Matthew Perry: Friends star’s memoir was an insight into his addiction struggles
They were the Friends moments watched by millions of fans around the world — Chandler proposing to Monica, Ross accidentally saying Rachel’s name at the altar, and the infamous “break” between them.
But star Matthew Perry couldn’t remember any of those scenes.
Asked on a 2016 tour in the UK what his favourite moment from the show was, Perry admitted the lapse of memory.
“I think the answer is, I don’t remember three years of it,” he said. “So none of those … Somewhere between season three and six … I was a little out of it.”
The comments were standard for the typically candid Perry, who spoke honestly and openly about the struggles he faced with drug and alcohol addiction.
In the aftermath of Friends: The Reunion special in 2021, many fans were concerned about the star — who slurred his speech, had a bloated face and he looked sad.
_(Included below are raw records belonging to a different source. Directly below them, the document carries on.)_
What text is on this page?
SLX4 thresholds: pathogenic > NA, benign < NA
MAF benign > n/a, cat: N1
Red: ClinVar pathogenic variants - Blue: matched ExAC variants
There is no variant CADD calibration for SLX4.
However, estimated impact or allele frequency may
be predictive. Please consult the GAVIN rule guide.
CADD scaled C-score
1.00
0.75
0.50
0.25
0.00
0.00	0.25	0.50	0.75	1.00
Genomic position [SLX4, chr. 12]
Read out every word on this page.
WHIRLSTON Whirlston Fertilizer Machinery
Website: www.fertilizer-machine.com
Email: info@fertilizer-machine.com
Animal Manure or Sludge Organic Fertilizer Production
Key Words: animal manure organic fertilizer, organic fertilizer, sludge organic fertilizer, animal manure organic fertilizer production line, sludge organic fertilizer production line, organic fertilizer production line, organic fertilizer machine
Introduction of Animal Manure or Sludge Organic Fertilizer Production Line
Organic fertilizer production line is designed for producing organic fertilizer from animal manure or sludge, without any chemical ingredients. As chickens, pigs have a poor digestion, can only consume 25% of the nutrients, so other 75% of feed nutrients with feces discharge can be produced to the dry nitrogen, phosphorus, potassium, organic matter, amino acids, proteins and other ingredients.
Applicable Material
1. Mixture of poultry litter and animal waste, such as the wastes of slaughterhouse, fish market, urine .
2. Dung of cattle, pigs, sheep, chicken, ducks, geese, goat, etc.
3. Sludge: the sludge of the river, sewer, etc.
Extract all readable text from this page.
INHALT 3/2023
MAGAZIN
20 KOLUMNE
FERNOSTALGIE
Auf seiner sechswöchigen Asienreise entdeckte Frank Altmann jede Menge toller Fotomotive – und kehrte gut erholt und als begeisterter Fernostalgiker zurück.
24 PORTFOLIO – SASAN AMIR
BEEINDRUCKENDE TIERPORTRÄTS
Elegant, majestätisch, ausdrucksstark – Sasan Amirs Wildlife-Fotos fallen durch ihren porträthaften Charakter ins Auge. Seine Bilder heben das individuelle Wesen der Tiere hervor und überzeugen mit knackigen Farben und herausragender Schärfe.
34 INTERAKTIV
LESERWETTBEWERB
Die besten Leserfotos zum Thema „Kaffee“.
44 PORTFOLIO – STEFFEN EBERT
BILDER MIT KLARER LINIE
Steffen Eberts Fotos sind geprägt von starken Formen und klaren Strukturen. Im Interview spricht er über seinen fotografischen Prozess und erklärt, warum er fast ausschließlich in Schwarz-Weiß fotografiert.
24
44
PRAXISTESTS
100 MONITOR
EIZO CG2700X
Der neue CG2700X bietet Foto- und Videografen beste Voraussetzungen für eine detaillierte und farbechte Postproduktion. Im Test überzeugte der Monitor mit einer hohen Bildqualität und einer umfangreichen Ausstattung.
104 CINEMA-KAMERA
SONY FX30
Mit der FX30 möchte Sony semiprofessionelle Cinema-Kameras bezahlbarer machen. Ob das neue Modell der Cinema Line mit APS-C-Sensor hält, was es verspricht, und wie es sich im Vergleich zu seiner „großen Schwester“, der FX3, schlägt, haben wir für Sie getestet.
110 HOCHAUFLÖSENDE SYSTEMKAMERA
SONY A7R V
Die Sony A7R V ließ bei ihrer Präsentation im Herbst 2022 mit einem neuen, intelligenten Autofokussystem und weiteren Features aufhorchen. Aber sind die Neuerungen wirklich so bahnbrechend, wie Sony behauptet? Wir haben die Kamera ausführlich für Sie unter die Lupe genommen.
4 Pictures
Speculation he had relapsed into his 20-year drug addiction ran rife until clarification came he had emergency dental surgery.
It was following the reunion Perry wrote his memoir: Friends, Lovers and the Big Terrible Thing, in 2022.
Friends co-star Lisa Kudrow wrote in the book’s foreword she was often asked “How is Matthew Perry doing?”
“I understand why so many people asked it: they love Matthew and they want him to be OK. Me too,” she wrote.
“But I always bristled at that question from the press, because I couldn’t say what I wanted to say: “It’s his story to tell”.
Taking on his character Chandler Bing’s trademark sarcastic and self-deprecating wit, Perry took readers through a grim and graphic account of his addiction, sparing the usual whitewashed accounts of celebrity lives.
A combination of childhood trauma, and a Vicodin prescription after a jet skiing accident pushed Perry to drugs and alcohol.
After the show finished in 2004, Perry went from making $1 million a show to taking 55 Vicodin pills a day.
He opened up about raiding homeowners’ pill cabinets while attending five open houses a day to spending $350,000 on private jets in 24 hours flying between rehab clinics.
Over 20 years, he checked into rehab 15 times, attended 6000 Alcoholics Anonymous meetings and had several near-death experiences.
Perry detailed in his book how his heart stopped for five minutes while in rehab, as a “beefy” Swiss guy gave him CPR, cracking eight ribs, but saving his life.
Detoxing again in 2018, Perry’s colon exploded after being rushed to hospital, falling into a two-week coma. Doctors said he had a two per cent chance of making it.
Dying at age 54, Perry had not married, having previously dated Julia Roberts in the 1990s, and actor Lizzy Kaplan more recently.
One of the biggest regrets from the book is that he had no family of his own. “(There have been) at least five women I could have married and had children with,” Perry wrote.
“Had I done so, I would not now be sitting in a huge house overlooking the ocean, with no one to share it with save a nurse, a sober companion, and a gardener twice a week.”